というコマンドを、どこかに書いておくことに。
今回は、リビングで使うメディアサーバ的で、gdm
で自動ログインするような使い方を念頭においてますので、/etc/X11/gdm/PreSession/Default
に書いておくことに。もっと別の場所に書く方がスマートかもしれません。
サウンド
今回はテレビと HDMI 接続するので、オーディオ出力も HDMI にします。が、デフォルトのままではオーディオが出力されていないようです。
いろいろ調べると、HDMI 経由のディジタル出力が alsa 的にミュートされているらしいことが分かりました。なので、alsamixer
でミュートを解除してみます。この画面では、一番右の S/PDIF
、S/PDIF D
、S/PDIF 1
あたりが該当します。
これで、次回起動時にもこの設定が有効になるように、以下のコマンドを実行して、/etc/asound.state
に書きだしておきます。
$ sudo alsactl store
残りいろいろ
もうこれで、普通に使う分には問題ない状態になってしまいました。拍子抜け。もっといろいろクセのあるハードであれこれいじりたかったところですが、まあそれだけ当たりのマザーを引いたということで、よしとしておきます。
あとやったのは、今回必要となるあたりのソフトウェアをインストールしたり、
$ sudo apt-get install task-all-codecs self-build-vlc \
self-build-xbmc chromium
gdm2setup
などを使って自動ログインを有効にし、テレビからある程度離れて操作することを考えて、GNOME デスクトップのフォントや Chromium のフォントを大きめに設定することくらいです。
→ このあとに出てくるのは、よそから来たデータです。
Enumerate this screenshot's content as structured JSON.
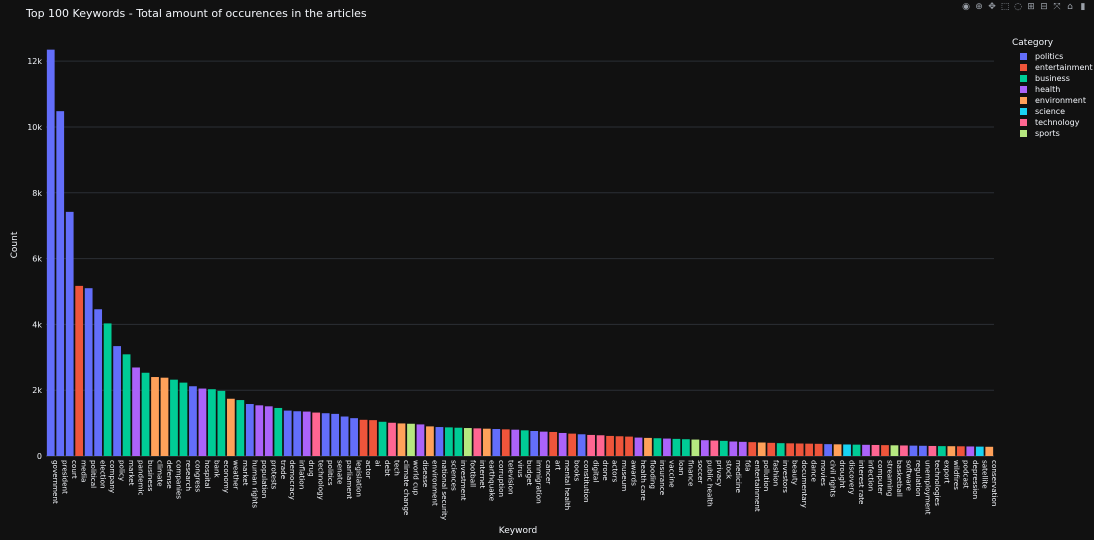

これで、仕事部屋に置いてある NAS サーバ上に NFS なり SMB なりを経由して、動画ファイルや DVD からリッピングした ISO ファイル、それと写真などを xbmc
で閲覧できる環境が整いました。
CULV Celeron SU2300 (1.2GHz Dual Core) + ION という構成ですが、まあ普通に 1080i や 720p な動画を見る分には充分な感じです。また、妻が使っている DELL のノートPCの調子が最近特に悪く(使っていると勝手に電源が落ちたりする)、その当座のバックアップ環境ということで、web 閲覧環境がリビングに用意できたという面もあるかもしれません。
あとは、うーんと、手元には USB なり Bluetooth なワイヤレスキーボードがないので、適当によさそうな奴を探すことくらいでしょうか。なんかオススメのものってありますかね。